The Tribunal in its judgment is clear that the use by regulators of data rooms is not necessarily objectionable. Such use is justifiable, so long as the sensitivity of the material in question warrants it and affected persons remain able to make worthwhile representations. However, the particular data room procedure adopted by the Commission failed to meet the second part of that test. External advisers were permitted to note down only their own client’s data; they were given an unreasonably short period of time in the room (two days); and they had no opportunity to confer or to draft a proper response while in the room (¶¶70-74). The process was thus unfair and unlawful.

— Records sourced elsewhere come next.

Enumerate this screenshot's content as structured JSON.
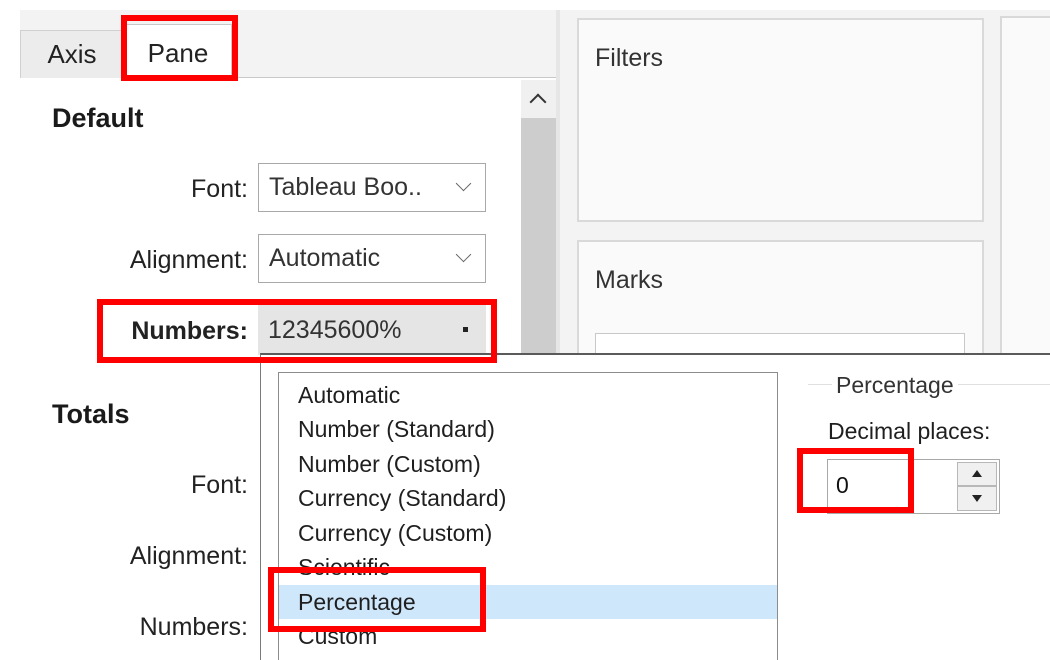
{
  "tabs": [
    {
      "label": "Axis",
      "active": false
    },
    {
      "label": "Pane",
      "active": true
    }
  ],
  "default_section": {
    "title": "Default",
    "font": {
      "label": "Font:",
      "value": "Tableau Boo.."
    },
    "alignment": {
      "label": "Alignment:",
      "value": "Automatic"
    },
    "numbers": {
      "label": "Numbers:",
      "value": "12345600%"
    }
  },
  "totals_section": {
    "title": "Totals",
    "font_label": "Font:",
    "alignment_label": "Alignment:",
    "numbers_label": "Numbers:"
  },
  "shelves": {
    "filters_title": "Filters",
    "marks_title": "Marks"
  },
  "number_format_list": {
    "items": [
      "Automatic",
      "Number (Standard)",
      "Number (Custom)",
      "Currency (Standard)",
      "Currency (Custom)",
      "Scientific",
      "Percentage",
      "Custom"
    ],
    "selected": "Percentage"
  },
  "percentage_options": {
    "group_title": "Percentage",
    "decimal_label": "Decimal places:",
    "decimal_value": "0"
  },
  "colors": {
    "highlight": "#ff0000",
    "selection": "#cfe7fb"
  }
}
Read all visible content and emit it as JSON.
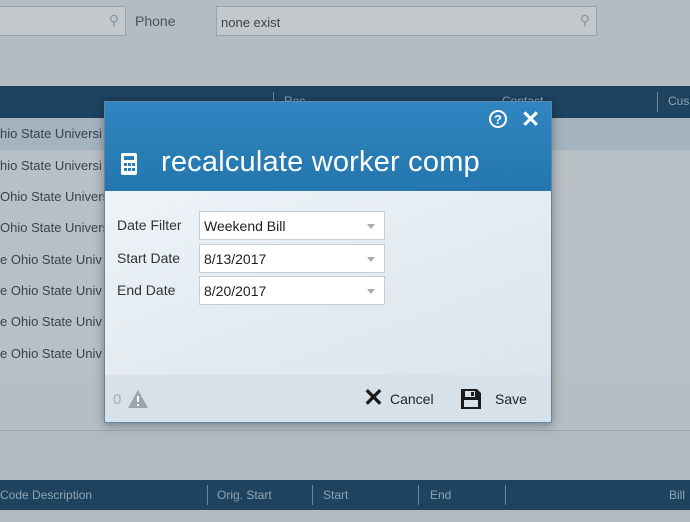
{
  "background": {
    "phone_label": "Phone",
    "phone_value": "none exist",
    "grid_headers": [
      "Rec",
      "Contact",
      "Cus"
    ],
    "rows": [
      "hio State Universi",
      "hio State Universi",
      "Ohio State Univers",
      "Ohio State Univers",
      "e Ohio State Univ",
      "e Ohio State Univ",
      "e Ohio State Univ",
      "e Ohio State Univ"
    ],
    "bottom_headers": [
      "Code Description",
      "Orig. Start",
      "Start",
      "End",
      "Bill"
    ]
  },
  "dialog": {
    "title": "recalculate worker comp",
    "fields": [
      {
        "label": "Date Filter",
        "value": "Weekend Bill"
      },
      {
        "label": "Start Date",
        "value": "8/13/2017"
      },
      {
        "label": "End Date",
        "value": "8/20/2017"
      }
    ],
    "error_count": "0",
    "cancel_label": "Cancel",
    "save_label": "Save",
    "icons": {
      "help": "question-circle",
      "close": "close-x",
      "title": "calculator",
      "warning": "warning-triangle",
      "cancel": "x",
      "save": "floppy-disk"
    }
  },
  "colors": {
    "header_blue": "#2a7db5",
    "grid_header_navy": "#1d4360",
    "footer": "#d6e1ea"
  }
}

The judgment focuses upon the particular duty to consult under the statutory regime governing market investigations (section 169 of the Enterprise Act 2002), but it makes some broader and important observations on general principles of fairness. Fairness usually requires, as the House of Lords held in ex parte Doody [1994] 1 AC 531, that a person be told at least the “gist” of the reasons for a decision affecting his interests. The requisite “gist” is context-specific, but in a competition case will often require a high level of detail (¶39(7)). It may be permissible, however, to restrict who is given access to that information (¶40). The recent Supreme Court decisions of Al Rawi [2011] UKSC 34 and Bank Mellat [2013] UKSC 38 held that “closed” judicial proceedings are anathema to the common law and require express statutory authority; taken to their ‘logical extreme’, as the Tribunal nervously notes, those decisions ‘might be taken to express extreme disapprobation of the Commission’s use of confidentiality rings and data rooms – and, indeed, this Tribunal’s use of confidentiality rings’ (¶44). Yet Al Rawi and Bank Mellat are not in the Tribunal’s judgment directly applicable to market investigation consultations; the decisions indicate only that closed procedures (including both confidentiality rings and data rooms) should be as narrowly used as possible (¶45).
The Tribunal is probably right so far as concerns consultation in the course of market investigations, which are, after all, administrative rather than judicial procedures. The position in proceedings before the CAT is much more open to doubt. In a case where confidential information is central to the case against a party, to restrict sight of that information to that party’s external advisers by a confidentiality ring or any other kind of “closed” procedure would appear to be in direct conflict with the common law principles of natural justice articulated by the Supreme Court. Often it is in all parties’ interests to consent to a confidentiality ring. But in an appropriate case, a party refusing to consent may be able to confront an opponent with this dilemma: either the cat’s out, or you are.
1 At the time of writing, the link to the judgment on the CAT’s website is down, but it should in due course be available here. The only version I can get hold of appears to be missing the final part of ¶44.
2 To be distinguished from “Keeping the CAT in its bag”, an entirely different matter and the subject of Emily Neill’s blog post last year on 08- numbers.